Niente visite mediche al personale. Disinfestazione sospesa

Pubblicato il alle

2' min di lettura

Il consigliere comunale Libero Gioveni denuncia una paradossale mancanza che impedisce di fatto l’espletamento del servizio di disinfestazione e derattizzazione, interventi fondamentali per scongiurare rischi d’origine igienico – sanitaria.  “Da qualche giorno – precisa Gioveni – il prezioso e necessario servizio di disinfestazione, deblattizzazione e derattizzazione a cura del Dipartimento Igiene Sanità del Comune è stato sospeso (è stato di fatto esternalizzato per i casi più gravi) perché il personale addetto agli interventi non viene più sottoposto, ormai da diversi anni, a visita medica annuale di controllo prevista dal D.Lgs. 81/2008”.

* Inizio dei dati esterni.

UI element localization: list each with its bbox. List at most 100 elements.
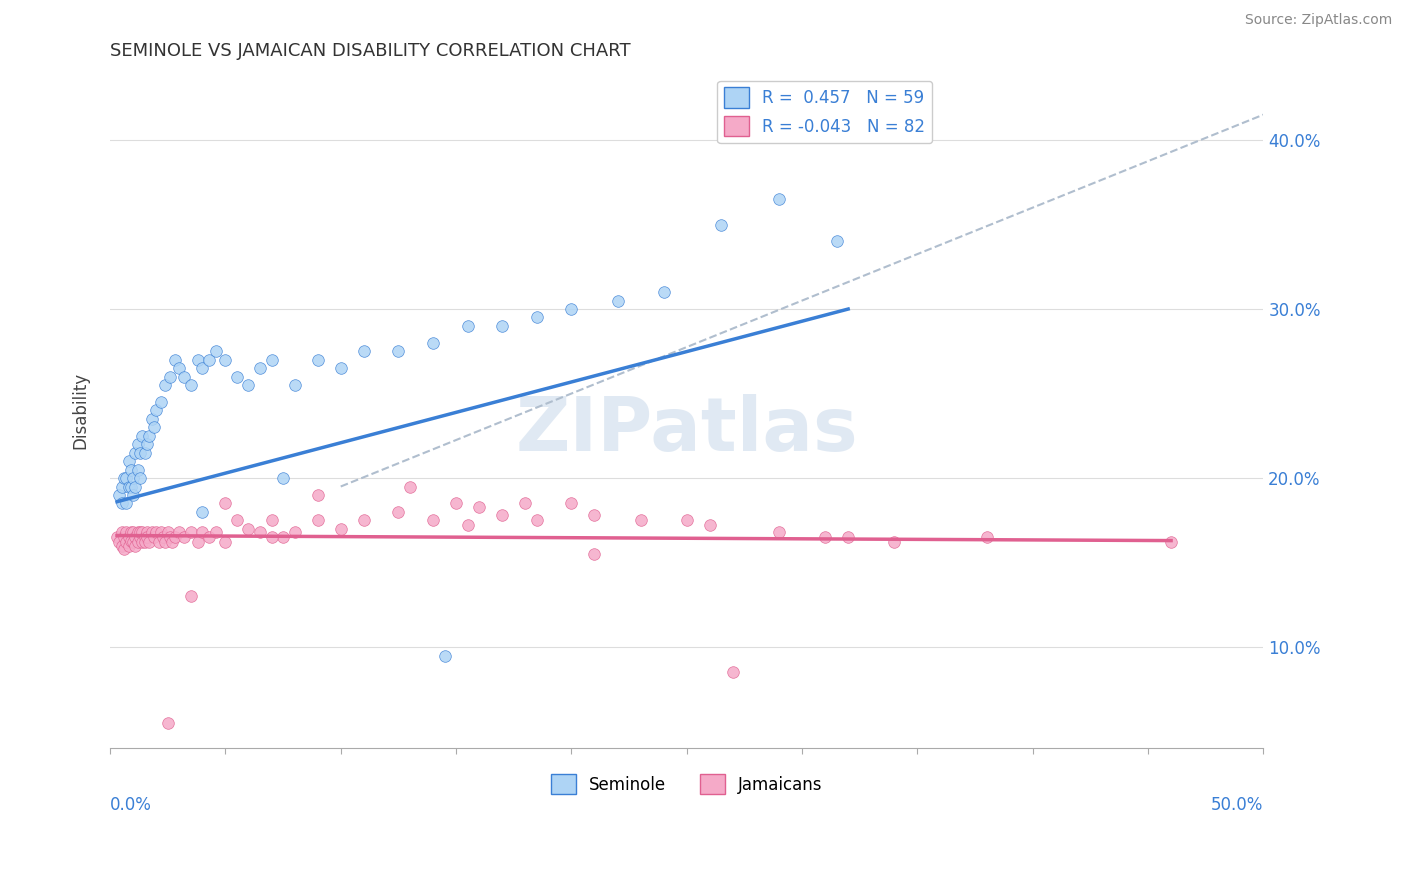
Point	[284, 378, 307, 392]
Point	[155, 378, 177, 392]
Point	[825, 235, 848, 249]
Point	[883, 535, 905, 549]
Point	[122, 525, 145, 540]
Point	[198, 352, 221, 367]
Point	[238, 522, 260, 536]
Point	[117, 530, 139, 544]
Point	[284, 525, 307, 540]
Point	[115, 471, 138, 485]
Point	[205, 344, 228, 359]
Point	[271, 530, 294, 544]
Text: SEMINOLE VS JAMAICAN DISABILITY CORRELATION CHART: SEMINOLE VS JAMAICAN DISABILITY CORRELAT…	[110, 42, 631, 60]
Point	[444, 496, 467, 510]
Point	[1160, 535, 1182, 549]
Y-axis label: Disability: Disability	[72, 372, 89, 449]
Point	[159, 530, 181, 544]
Point	[169, 525, 191, 540]
Point	[156, 525, 179, 540]
Point	[307, 513, 329, 527]
Point	[583, 508, 606, 523]
Point	[560, 301, 582, 316]
Point	[433, 648, 456, 663]
Point	[131, 535, 153, 549]
Point	[721, 665, 744, 680]
Point	[238, 378, 260, 392]
Point	[180, 378, 202, 392]
Point	[468, 500, 491, 514]
Point	[180, 525, 202, 540]
Point	[191, 505, 214, 519]
Point	[155, 535, 177, 549]
Point	[606, 293, 628, 308]
Point	[457, 518, 479, 533]
Point	[630, 513, 652, 527]
Point	[169, 361, 191, 376]
Point	[127, 437, 149, 451]
Point	[422, 335, 444, 350]
Point	[131, 525, 153, 540]
Point	[214, 535, 236, 549]
Text: Source: ZipAtlas.com: Source: ZipAtlas.com	[1244, 13, 1392, 28]
Point	[814, 530, 837, 544]
Point	[120, 462, 142, 476]
Point	[148, 535, 170, 549]
Point	[191, 361, 214, 376]
Point	[124, 530, 146, 544]
Point	[122, 471, 145, 485]
Point	[205, 525, 228, 540]
Point	[710, 218, 733, 232]
Point	[127, 525, 149, 540]
Point	[652, 285, 675, 300]
Point	[120, 525, 142, 540]
Point	[560, 496, 582, 510]
Point	[260, 352, 283, 367]
Point	[134, 446, 156, 460]
Point	[115, 535, 138, 549]
Point	[173, 369, 195, 384]
Point	[191, 525, 214, 540]
Point	[260, 513, 283, 527]
Point	[136, 525, 159, 540]
Point	[149, 525, 172, 540]
Point	[134, 530, 156, 544]
Point	[115, 525, 138, 540]
Point	[768, 192, 790, 206]
Point	[226, 369, 249, 384]
Point	[353, 513, 375, 527]
Point	[163, 530, 186, 544]
Point	[145, 525, 167, 540]
Text: ZIPatlas: ZIPatlas	[516, 394, 858, 467]
Point	[142, 420, 165, 434]
Point	[387, 344, 409, 359]
Point	[124, 539, 146, 553]
Point	[768, 525, 790, 540]
Point	[491, 318, 513, 333]
Point	[110, 479, 132, 493]
Point	[110, 539, 132, 553]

“Tale condizione protrattasi nel tempo – prosegue il consigliere – atteso che trattasi di una autentica inadempienza di legge visto che la sorveglianza sanitaria dei dipendenti è prevista annualmente e sulle cui mancanze qualcuno dovrebbe rispondere, è certamente di una gravità inaudita anche per la rigidità della stessa legge che non fa sconti a nessuno in tema di sicurezza nei luoghi di lavoro”.

“Eppure – ricorda Gioveni – questo tipo di problema del mancato rispetto e ottemperanza del D.Lgs. 81/2008, è stato affrontato nelle scorse settimane in VI Commissione alla presenza del Direttore Generale di Palazzo Zanca Le Donne e di tutti i Dirigenti dei vari Dipartimenti, dove era emerso una sorta di “scaricabarile” sulle competenze e sulle responsabilità che lo stesso Decreto 81 attribuisce al “datore di lavoro. Va, infine, evidenziata in questo contesto – prosegue preoccupato l’esponente del Civico Consesso – anche l’aggravante di aver affidato il servizio, attualmente sospeso, ad una ditta privata per i casi considerati più urgenti (…e le numerose segnalazioni arretrate che fine faranno???), con conseguente aggravio di spesa per le casse comunali. Se poi a tutto questo si aggiunge il fatto che gli operatori del servizio pare non fossero provvisti di tutti i necessari DPI (dispositivi di protezione individuale), la “frittata” è fatta”.

“La Commissione Ambiente, – conclude – nell’ascoltare l’assessore e il dirigente responsabile, dovrà fare luce su una vicenda che non può non avere dei responsabili per quanto vergognosamente accaduto e su cui adesso occorre trovare delle urgenti soluzioni per dare risposte a quei cittadini che, a fronte dell’ennesimo servizio non reso, si continua a chiedere di pagare le tasse”

(202)

Lascia un commento

Il tuo indirizzo email non sarà pubblicato. I campi obbligatori sono contrassegnati *

error: Contenuto protetto.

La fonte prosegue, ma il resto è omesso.